A publisher should follow the same procedures for vetting every article. Failure to follow the established protocol for an article that turns out to be false and defamatory will certainly prove negligence and may also be evidence of “actual malice.” There is, of course, no official journalistic code, but to the extent that there is a set of generally accepted industry standards, publishers should follow them—not least because experts will be called on to testify about their existence in court.
Publishers (and, by extension, authors) must be especially wary of negative statements that are written about a person who is not a public official or figure because the plaintiff’s burden of proof in such cases is less stringent. Writers can be held liable even if all they do is repeat what others have said—even if the “others” are the police or other public officials. If, for example, a detective says a suspect is a rapist and a writer prints that accusation, the suspect must actually be a rapist in order for the writer and publisher to escape liability for repeating the accusation. (Hence, the heavy use of the word alleged in news reports.)

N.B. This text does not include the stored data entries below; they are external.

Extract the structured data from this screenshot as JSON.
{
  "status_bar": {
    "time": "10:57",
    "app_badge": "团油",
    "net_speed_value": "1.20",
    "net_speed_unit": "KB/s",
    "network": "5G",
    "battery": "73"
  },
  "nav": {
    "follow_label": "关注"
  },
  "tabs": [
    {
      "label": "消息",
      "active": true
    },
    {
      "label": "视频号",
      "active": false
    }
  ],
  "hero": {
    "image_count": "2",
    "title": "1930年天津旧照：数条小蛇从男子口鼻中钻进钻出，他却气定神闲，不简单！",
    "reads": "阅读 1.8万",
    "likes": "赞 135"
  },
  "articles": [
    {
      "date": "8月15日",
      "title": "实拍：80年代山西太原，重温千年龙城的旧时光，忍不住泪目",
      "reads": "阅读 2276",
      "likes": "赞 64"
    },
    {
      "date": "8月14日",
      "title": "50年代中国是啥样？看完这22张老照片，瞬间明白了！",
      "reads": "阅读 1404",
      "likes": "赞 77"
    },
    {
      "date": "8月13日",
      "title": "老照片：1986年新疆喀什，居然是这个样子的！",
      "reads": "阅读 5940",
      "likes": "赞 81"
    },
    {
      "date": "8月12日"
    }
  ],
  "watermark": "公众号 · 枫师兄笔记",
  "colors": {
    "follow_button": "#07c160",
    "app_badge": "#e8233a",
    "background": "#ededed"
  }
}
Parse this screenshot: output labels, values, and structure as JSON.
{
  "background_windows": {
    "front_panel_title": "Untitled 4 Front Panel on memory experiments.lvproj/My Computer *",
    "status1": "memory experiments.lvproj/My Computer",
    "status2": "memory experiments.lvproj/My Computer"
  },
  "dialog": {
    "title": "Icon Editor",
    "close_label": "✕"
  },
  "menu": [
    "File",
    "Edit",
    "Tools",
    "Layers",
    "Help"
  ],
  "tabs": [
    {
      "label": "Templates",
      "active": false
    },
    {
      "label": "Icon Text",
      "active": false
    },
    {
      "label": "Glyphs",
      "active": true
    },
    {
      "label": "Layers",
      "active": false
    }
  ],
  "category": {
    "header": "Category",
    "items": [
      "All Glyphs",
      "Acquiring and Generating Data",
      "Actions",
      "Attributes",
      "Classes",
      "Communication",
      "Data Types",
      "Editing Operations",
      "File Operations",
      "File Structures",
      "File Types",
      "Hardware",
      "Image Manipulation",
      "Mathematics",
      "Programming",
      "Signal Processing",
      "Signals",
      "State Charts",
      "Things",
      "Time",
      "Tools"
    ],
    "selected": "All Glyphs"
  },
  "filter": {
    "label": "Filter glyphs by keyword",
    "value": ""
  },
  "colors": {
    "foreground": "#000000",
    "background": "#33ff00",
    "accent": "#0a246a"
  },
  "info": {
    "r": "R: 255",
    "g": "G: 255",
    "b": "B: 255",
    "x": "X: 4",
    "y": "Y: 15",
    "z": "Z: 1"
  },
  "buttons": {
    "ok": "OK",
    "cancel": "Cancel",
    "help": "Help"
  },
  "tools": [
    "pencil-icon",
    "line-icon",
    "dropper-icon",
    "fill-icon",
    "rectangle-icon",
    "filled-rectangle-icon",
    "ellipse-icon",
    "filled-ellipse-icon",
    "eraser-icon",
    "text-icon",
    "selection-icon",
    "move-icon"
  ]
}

Further complications arise when an author relies on unnamed sources in his article or book. The author swears the source is reliable, but how can the publisher know? Unless the publisher knows the source has proved reliable in the past, he may not be able to protect himself from a libel suit. At the very least, the publisher should know how the source knows what he purports to know and be convinced that the basis for his knowledge seems reasonable. Red flags should go up if the basis of the knowledge is not firsthand but rather double or triple hearsay. In some instances, the publisher may demand to know who the source is and even interrogate the source himself. Even if the publisher does all this, however, he should know that he may not be able to rely on the reliability of the source in court if he is not willing to reveal the source’s identity so that the other side can challenge the source’s reliability.
Finally, a publisher should be willing to retract a false statement if he learns of the falsehood after publication because the printing of a retraction will go a long way toward keeping down the damages awarded in the event the subject of the defamatory piece elects to sue anyway. Presumably, once a retraction is printed, the harm to the subject’s reputation is mitigated.
Ideally, since both publishers and writers can be found guilty of libel, they should work together to ensure that published works treat subjects ethically and stay within the boundaries set by libel law. Fact-checking and other similar precautions may sometimes seem to be time-consuming annoyances, but they protect both writers and publishers—and help ensure that the story is right the first time.